One is tempted to read into Westen's and Klein's comments a cynical Weisbergian elitism. They seem to be suggesting that the American people are stupid children who would be easily dominated by a father-figure president telling them scary yet ultimately comforting stories about "bad guys" hurting people and "good guys" coming to the rescue....The trouble is that because he is an ineffective leader--inexperienced, inflexible, committed to rotten ideas--his Good side does not inspire confidence and his Bad side does not inspire fear.
Bret Stephens looks to the ancients for assessing Barack Obama.
Socrates taught that wisdom begins in the recognition of how little we know. Mr. Obama is perpetually intent on telling us how much he knows. Aristotle wrote that the type of intelligence most needed in politics is prudence, which in turn requires experience. Mr. Obama came to office with no experience. Plutarch warned that flattery "makes itself an obstacle and pestilence to great houses and great affairs." Today's White House, more so than any in memory, is stuffed with flatterers.
William McGurn reminds us that elites also swooned over Jimmy Carter.

The wonderful Jim Treacher summed up the Democratic Party position on the S&P downgrade.
Yesterday, the downgrade was fake. Today, the Tea Party caused it. "This isn't happening... and it's all your fault!"
Glenn Reynolds has a great satirical analysis on yesterday's drop on Wall Street.

PRESIDENT DOWNGRADE: Dow Finishes Down 634 Points. Obama’s speech certainly did nothing to slow the drop, though I suppose the White House will argue that it would have been 734 without the speech, meaning that Obama saved or created 100 Dow points . . . .
More info on Obamacare now that they passed it: it seems that spending projects underestimate the costs by about $50 billion a year.
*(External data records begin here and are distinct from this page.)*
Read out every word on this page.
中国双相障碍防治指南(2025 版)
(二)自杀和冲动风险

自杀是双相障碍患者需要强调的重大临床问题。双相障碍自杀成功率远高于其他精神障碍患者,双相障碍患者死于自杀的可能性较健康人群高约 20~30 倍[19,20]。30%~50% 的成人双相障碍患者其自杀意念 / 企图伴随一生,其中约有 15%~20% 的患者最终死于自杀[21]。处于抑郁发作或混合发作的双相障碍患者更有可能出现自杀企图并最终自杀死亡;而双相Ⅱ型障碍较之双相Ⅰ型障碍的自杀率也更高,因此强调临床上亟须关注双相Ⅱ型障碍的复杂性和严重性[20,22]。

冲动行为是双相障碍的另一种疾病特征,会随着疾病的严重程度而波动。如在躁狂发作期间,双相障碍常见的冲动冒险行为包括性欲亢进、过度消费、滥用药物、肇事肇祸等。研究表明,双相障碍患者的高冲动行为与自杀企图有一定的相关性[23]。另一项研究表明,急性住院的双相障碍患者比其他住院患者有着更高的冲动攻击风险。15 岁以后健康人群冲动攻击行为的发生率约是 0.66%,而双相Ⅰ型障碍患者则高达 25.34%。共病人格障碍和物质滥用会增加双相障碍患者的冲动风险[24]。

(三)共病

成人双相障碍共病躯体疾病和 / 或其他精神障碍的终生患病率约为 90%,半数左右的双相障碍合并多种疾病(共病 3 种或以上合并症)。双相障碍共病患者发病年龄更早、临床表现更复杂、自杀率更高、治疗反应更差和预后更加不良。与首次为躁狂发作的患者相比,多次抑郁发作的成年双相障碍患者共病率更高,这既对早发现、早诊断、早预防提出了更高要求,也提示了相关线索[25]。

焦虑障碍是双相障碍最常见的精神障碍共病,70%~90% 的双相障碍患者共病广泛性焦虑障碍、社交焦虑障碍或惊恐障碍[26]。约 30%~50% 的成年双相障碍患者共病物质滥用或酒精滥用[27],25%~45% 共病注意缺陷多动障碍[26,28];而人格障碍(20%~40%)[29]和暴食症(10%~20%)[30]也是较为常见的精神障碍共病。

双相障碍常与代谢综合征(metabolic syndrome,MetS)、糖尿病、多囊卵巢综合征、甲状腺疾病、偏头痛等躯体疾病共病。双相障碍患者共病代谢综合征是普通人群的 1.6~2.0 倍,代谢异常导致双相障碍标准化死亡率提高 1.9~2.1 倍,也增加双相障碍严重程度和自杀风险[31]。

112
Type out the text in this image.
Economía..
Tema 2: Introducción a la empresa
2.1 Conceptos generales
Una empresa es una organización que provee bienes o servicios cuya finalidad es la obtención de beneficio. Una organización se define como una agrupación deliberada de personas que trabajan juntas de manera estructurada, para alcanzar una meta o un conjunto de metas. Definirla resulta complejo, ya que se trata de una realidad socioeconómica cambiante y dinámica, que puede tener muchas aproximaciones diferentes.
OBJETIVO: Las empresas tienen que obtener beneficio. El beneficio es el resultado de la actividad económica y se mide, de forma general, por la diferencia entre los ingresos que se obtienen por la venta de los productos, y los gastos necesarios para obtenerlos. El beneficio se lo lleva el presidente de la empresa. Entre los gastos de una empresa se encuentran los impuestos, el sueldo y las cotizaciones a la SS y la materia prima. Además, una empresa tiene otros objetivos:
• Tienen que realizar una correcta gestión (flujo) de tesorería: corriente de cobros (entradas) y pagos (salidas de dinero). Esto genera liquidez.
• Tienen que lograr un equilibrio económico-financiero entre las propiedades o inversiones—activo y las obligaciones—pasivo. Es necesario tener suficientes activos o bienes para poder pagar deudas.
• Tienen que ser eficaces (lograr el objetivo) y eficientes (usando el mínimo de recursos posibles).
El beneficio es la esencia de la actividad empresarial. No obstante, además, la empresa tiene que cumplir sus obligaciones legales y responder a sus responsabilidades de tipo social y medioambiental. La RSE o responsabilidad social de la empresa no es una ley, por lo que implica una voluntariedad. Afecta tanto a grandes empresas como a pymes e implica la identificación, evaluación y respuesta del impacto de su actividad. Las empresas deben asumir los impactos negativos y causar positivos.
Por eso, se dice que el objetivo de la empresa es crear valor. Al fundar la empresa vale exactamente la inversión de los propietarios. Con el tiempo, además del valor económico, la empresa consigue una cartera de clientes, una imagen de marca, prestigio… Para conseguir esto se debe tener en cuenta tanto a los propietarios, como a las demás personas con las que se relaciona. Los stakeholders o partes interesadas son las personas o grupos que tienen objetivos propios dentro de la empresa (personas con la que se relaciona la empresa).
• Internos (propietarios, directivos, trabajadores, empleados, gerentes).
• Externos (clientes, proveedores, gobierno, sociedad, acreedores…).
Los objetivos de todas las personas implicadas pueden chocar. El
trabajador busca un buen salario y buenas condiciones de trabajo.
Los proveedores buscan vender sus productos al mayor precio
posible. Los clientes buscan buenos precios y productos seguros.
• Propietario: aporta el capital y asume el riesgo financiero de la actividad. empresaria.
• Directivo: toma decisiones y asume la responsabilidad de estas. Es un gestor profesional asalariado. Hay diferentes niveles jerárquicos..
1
It's findings like this that explain why health care entitlements vastly outrun their cost projections.

Tweeters had some fun waiting for Obama to appear for his press appearance yesterday. Here are some more. I like this one:
I’m never 41 minutes late getting to a different part of my house. — @rorycooper
Obama told his donors at a fundraiser last night that it "is not rocket science in terms of how we can create more jobs in this country." So why has he had so much trouble for the last 2 1/2 years?

Steven Horwitz challenges Rachel Maddow to have him on to debate her claims that Herbert Hoover's inaction was the reason why the depression of 1929 became the Great Depression. She's historically ignorant of what Hoover actually did. My AP US History students could also help her out.